Hot Stamper Pressings of the Music of Sting and The Police Available Now

One of our good customers had this to say about a record he read about on the blog, the Nautilus pressing of Ghost in the Machine.

Hey Tom,   

Did you write something about the Nautilus record… I thought so, but I couldn’t find it.

[This Ghost in the Machine link will take you to it.]

This is one of my favorites from my teenage years and so I decided to do my own little test… Sterling vs. Nautilus vs. Half Speed Abbey Road reissue… it feels pretty clear the Sterling is tops with Nautilus close but I am surprised at how muddy the bass sounds on the new one. And just how tamped down the record sounds. Which is I guess your point.

Geoff

Geoff,

You now know a great deal more about this album than most of the audiophiles expressing their opinions on audiophile forums.

You conducted a shootout, something most of them can’t be bothered to do.

You should not be surprised about muddy bass on Half-Speed mastered records, they all have it.

And tamped down? Tell me about it.

Compressed and lifeless are two qualities the audiophile record can be guaranteed to deliver. How these companies get away with producing one shitty remaster after another is beyond me. They’ve been making this junk for more than forty years and they apparently haven’t learned anything about records in all that time.

Welcome to the upside-down world of the modern audiophile record.

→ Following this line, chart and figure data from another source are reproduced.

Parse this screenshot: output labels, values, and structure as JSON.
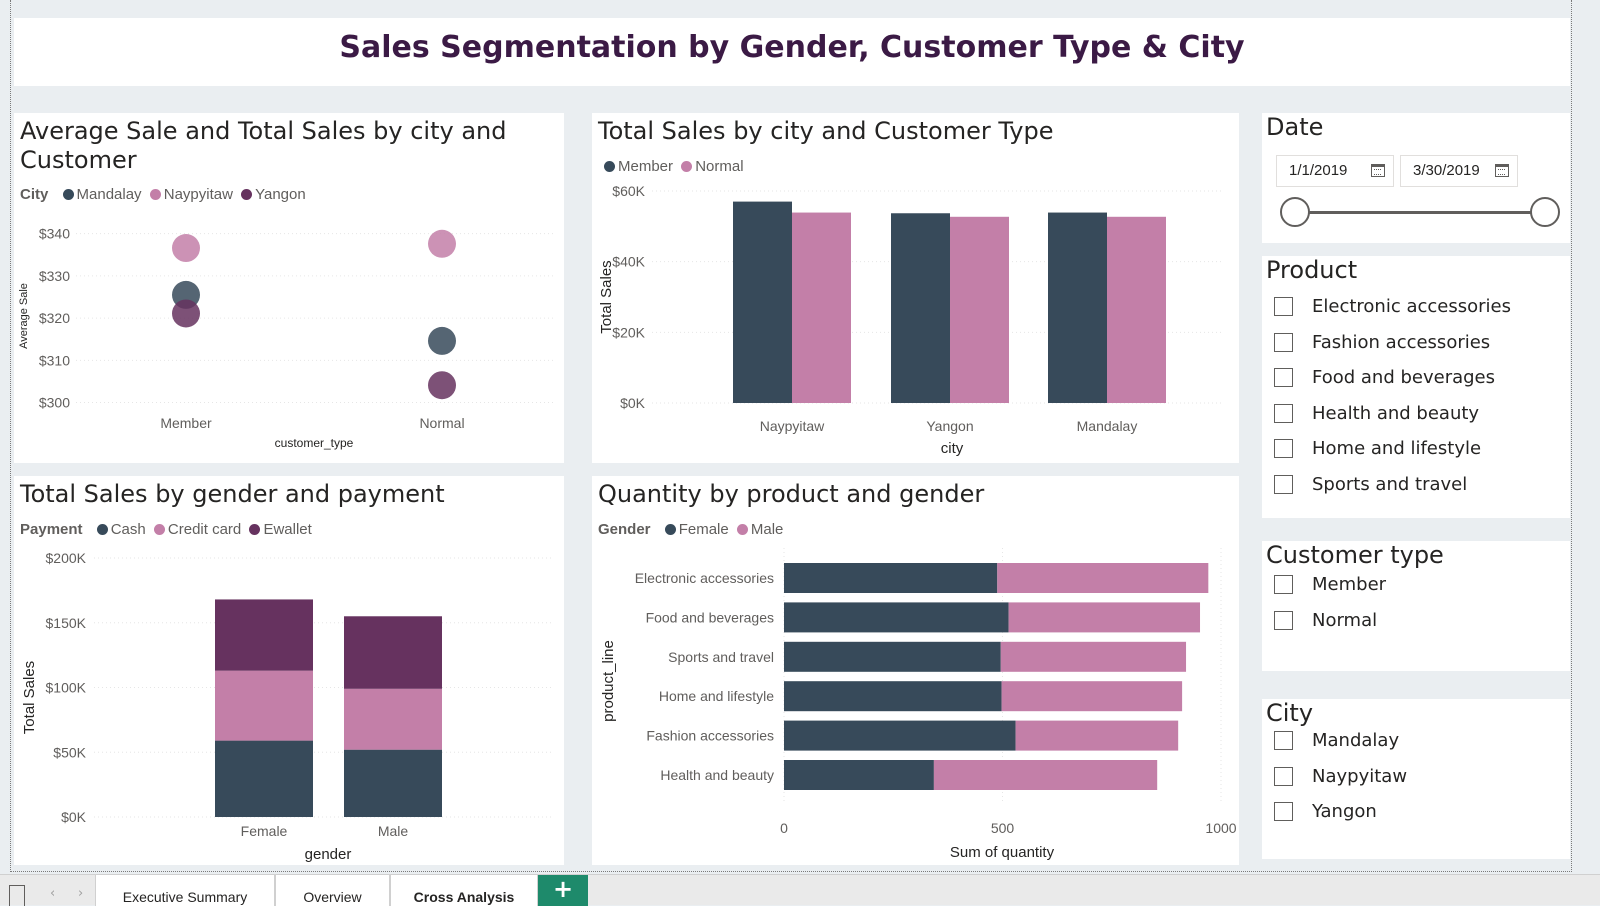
{
  "page_title": "Sales Segmentation by Gender, Customer Type & City",
  "colors": {
    "dark": "#374a5a",
    "pink": "#c37fa8",
    "purple": "#66325f",
    "title": "#3b1a45"
  },
  "visuals": {
    "scatter": {
      "title_line1": "Average Sale and Total Sales by city and",
      "title_line2": "Customer",
      "legend_title": "City",
      "legend_items": [
        "Mandalay",
        "Naypyitaw",
        "Yangon"
      ]
    },
    "customer_type_bars": {
      "title": "Total Sales by city and Customer Type",
      "legend_items": [
        "Member",
        "Normal"
      ]
    },
    "gender_payment": {
      "title": "Total Sales by gender and payment",
      "legend_title": "Payment",
      "legend_items": [
        "Cash",
        "Credit card",
        "Ewallet"
      ]
    },
    "product_gender": {
      "title": "Quantity by product and gender",
      "legend_title": "Gender",
      "legend_items": [
        "Female",
        "Male"
      ]
    }
  },
  "chart_data": [
    {
      "id": "scatter",
      "type": "scatter",
      "xlabel": "customer_type",
      "ylabel": "Average Sale",
      "categories": [
        "Member",
        "Normal"
      ],
      "ylim": [
        298,
        343
      ],
      "yticks": [
        "$300",
        "$310",
        "$320",
        "$330",
        "$340"
      ],
      "ytick_values": [
        300,
        310,
        320,
        330,
        340
      ],
      "series": [
        {
          "name": "Mandalay",
          "color": "#374a5a",
          "values": [
            325.5,
            314.6
          ]
        },
        {
          "name": "Naypyitaw",
          "color": "#c37fa8",
          "values": [
            336.6,
            337.6
          ]
        },
        {
          "name": "Yangon",
          "color": "#66325f",
          "values": [
            321.1,
            304.1
          ]
        }
      ]
    },
    {
      "id": "customer_type_bars",
      "type": "bar",
      "xlabel": "city",
      "ylabel": "Total Sales",
      "categories": [
        "Naypyitaw",
        "Yangon",
        "Mandalay"
      ],
      "ylim": [
        0,
        60000
      ],
      "yticks": [
        "$0K",
        "$20K",
        "$40K",
        "$60K"
      ],
      "ytick_values": [
        0,
        20000,
        40000,
        60000
      ],
      "series": [
        {
          "name": "Member",
          "color": "#374a5a",
          "values": [
            57000,
            53700,
            53900
          ]
        },
        {
          "name": "Normal",
          "color": "#c37fa8",
          "values": [
            53900,
            52700,
            52700
          ]
        }
      ]
    },
    {
      "id": "gender_payment",
      "type": "bar",
      "stacked": true,
      "xlabel": "gender",
      "ylabel": "Total Sales",
      "categories": [
        "Female",
        "Male"
      ],
      "ylim": [
        0,
        200000
      ],
      "yticks": [
        "$0K",
        "$50K",
        "$100K",
        "$150K",
        "$200K"
      ],
      "ytick_values": [
        0,
        50000,
        100000,
        150000,
        200000
      ],
      "series": [
        {
          "name": "Cash",
          "color": "#374a5a",
          "values": [
            59000,
            52000
          ]
        },
        {
          "name": "Credit card",
          "color": "#c37fa8",
          "values": [
            54000,
            47000
          ]
        },
        {
          "name": "Ewallet",
          "color": "#66325f",
          "values": [
            55000,
            56000
          ]
        }
      ]
    },
    {
      "id": "product_gender",
      "type": "bar",
      "orientation": "horizontal",
      "stacked": true,
      "xlabel": "Sum of quantity",
      "ylabel": "product_line",
      "categories": [
        "Electronic accessories",
        "Food and beverages",
        "Sports and travel",
        "Home and lifestyle",
        "Fashion accessories",
        "Health and beauty"
      ],
      "xlim": [
        0,
        1000
      ],
      "xticks": [
        "0",
        "500",
        "1000"
      ],
      "xtick_values": [
        0,
        500,
        1000
      ],
      "series": [
        {
          "name": "Female",
          "color": "#374a5a",
          "values": [
            488,
            514,
            496,
            498,
            530,
            343
          ]
        },
        {
          "name": "Male",
          "color": "#c37fa8",
          "values": [
            483,
            438,
            424,
            413,
            372,
            511
          ]
        }
      ]
    }
  ],
  "slicers": {
    "date": {
      "title": "Date",
      "start": "1/1/2019",
      "end": "3/30/2019"
    },
    "product": {
      "title": "Product",
      "items": [
        "Electronic accessories",
        "Fashion accessories",
        "Food and beverages",
        "Health and beauty",
        "Home and lifestyle",
        "Sports and travel"
      ]
    },
    "customer_type": {
      "title": "Customer type",
      "items": [
        "Member",
        "Normal"
      ]
    },
    "city": {
      "title": "City",
      "items": [
        "Mandalay",
        "Naypyitaw",
        "Yangon"
      ]
    }
  },
  "tabs": [
    "Executive Summary",
    "Overview",
    "Cross Analysis"
  ],
  "add_page_label": "+"
}
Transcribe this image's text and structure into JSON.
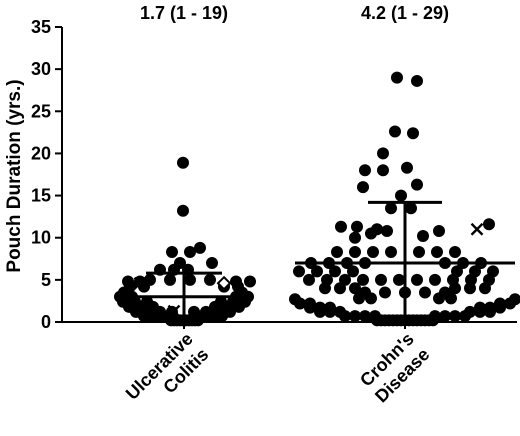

The worse they sound, the more audiophiles seem to like them.

Your shootout provided you with a good lesson to learn right from the start. It has set you on a better path.

Try this experiment: Take four or five UK pressings, clean them up and then compare them to any of the ones you played — the sound should be night and day better. And, after doing that shootout, one of the four or five would be a truly Hot Stamper pressing.